To summarize past posts, I've been arguing against that idea that Gallo-Romance in general, which personally I just call French, can be split up in two parts: namely a super Macro-Occitan à la Marques extending from the Ocean to the Alps, and a northern supposedly "restricted French" half.
That construction à la Marques is completely false. Even if it may be somewhat fashionable to break up French into little bits these days.
I agree of course that there's an obvious phonetic gradient in Gallo-Romance and that the more you move north, the more eroded good old Latin becomes.
But the fact remains that the internal structure of French dialects is not a north-south divide but an opposition between the huge bulk of Central French extending from Paris to Lyon and the waterbasins of Loire and Seine rivers and all other peripheral dialects, which all lack a number of key sound changes and typically have or don't have the exceptional palatalization of ka, ga into ch, dj, a typical feature of Central French.

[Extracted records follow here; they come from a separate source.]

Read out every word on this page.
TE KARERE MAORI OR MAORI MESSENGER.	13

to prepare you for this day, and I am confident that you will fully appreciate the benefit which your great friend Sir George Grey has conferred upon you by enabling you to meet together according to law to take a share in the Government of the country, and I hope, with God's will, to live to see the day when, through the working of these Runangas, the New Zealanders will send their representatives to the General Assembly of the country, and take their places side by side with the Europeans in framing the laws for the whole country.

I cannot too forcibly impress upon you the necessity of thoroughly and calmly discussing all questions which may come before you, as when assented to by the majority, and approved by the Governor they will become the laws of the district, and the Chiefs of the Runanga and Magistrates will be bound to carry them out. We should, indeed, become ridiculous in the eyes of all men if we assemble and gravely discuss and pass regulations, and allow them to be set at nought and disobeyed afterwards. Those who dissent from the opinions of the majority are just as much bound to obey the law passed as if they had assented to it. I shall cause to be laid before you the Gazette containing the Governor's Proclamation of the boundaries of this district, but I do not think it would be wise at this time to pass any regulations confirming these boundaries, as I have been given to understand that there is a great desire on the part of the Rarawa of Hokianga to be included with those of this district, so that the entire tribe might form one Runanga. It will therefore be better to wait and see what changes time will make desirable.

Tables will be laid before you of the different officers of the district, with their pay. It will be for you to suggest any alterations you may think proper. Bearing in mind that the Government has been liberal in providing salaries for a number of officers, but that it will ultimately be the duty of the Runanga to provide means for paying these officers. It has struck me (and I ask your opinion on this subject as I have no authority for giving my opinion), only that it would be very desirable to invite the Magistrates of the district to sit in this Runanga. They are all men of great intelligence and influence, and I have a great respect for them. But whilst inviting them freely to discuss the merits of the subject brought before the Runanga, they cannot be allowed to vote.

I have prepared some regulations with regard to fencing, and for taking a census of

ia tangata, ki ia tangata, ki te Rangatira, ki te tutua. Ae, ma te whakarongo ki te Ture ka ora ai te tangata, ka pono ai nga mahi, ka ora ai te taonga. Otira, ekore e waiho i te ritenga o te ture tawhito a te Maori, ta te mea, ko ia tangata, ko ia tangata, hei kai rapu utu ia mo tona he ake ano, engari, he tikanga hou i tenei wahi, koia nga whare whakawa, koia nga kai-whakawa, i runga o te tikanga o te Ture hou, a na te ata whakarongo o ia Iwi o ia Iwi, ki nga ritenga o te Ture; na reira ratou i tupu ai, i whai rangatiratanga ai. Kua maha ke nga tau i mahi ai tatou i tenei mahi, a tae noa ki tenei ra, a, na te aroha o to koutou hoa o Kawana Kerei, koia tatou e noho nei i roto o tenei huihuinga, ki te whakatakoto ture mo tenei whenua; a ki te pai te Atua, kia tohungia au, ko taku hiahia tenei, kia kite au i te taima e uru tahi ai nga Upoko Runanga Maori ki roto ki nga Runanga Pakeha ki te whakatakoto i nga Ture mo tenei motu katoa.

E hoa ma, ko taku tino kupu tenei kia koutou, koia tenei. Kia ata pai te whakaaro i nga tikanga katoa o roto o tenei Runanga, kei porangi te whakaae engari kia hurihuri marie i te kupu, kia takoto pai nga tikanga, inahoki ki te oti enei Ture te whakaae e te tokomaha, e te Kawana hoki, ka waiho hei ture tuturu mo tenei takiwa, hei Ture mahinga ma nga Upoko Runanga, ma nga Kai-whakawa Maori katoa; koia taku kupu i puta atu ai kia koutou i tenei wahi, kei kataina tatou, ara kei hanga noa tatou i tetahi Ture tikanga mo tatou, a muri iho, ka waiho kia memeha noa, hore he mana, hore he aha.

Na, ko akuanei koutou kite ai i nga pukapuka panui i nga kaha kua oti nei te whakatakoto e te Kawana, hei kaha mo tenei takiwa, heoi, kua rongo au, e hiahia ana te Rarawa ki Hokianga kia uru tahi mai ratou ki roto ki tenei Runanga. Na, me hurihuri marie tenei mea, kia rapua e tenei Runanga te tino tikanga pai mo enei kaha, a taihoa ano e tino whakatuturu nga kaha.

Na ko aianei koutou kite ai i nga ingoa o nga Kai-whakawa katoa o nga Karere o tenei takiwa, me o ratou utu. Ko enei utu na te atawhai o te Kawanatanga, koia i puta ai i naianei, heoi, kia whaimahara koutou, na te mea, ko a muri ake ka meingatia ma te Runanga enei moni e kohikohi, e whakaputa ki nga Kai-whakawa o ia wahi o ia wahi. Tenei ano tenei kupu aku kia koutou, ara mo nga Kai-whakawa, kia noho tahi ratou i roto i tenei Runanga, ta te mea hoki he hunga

In that respect it can noted that Franco-Provençal has this change but the result is spirant th, dh somewhat as in Spanish, instead of s(h)ibilants.
cabra > thebra
And it can be noted that dialects like normand and picard fail to have the typical Central French change: ka, ga > ch, dj; In that respect and many others, picard and northernmost chtimi dialects are just as aberrant as Gascon is.
Which means I also deny that the northern-half dialects add up to a coherent dialectal entity, supposedly "restricted French".
I've also been disagreeing with Marques' over extension of the word Occitan to include dialects like Gascon and Provençal which have their own traditional names and graphic norms and whose speakers adamantly reject inclusion into the "Macro-Occitanic" construction.
I've also disagreed with hacking off Auvergnat and Limousin from Central French in order to include them into the "Macro-Occitanic" construction.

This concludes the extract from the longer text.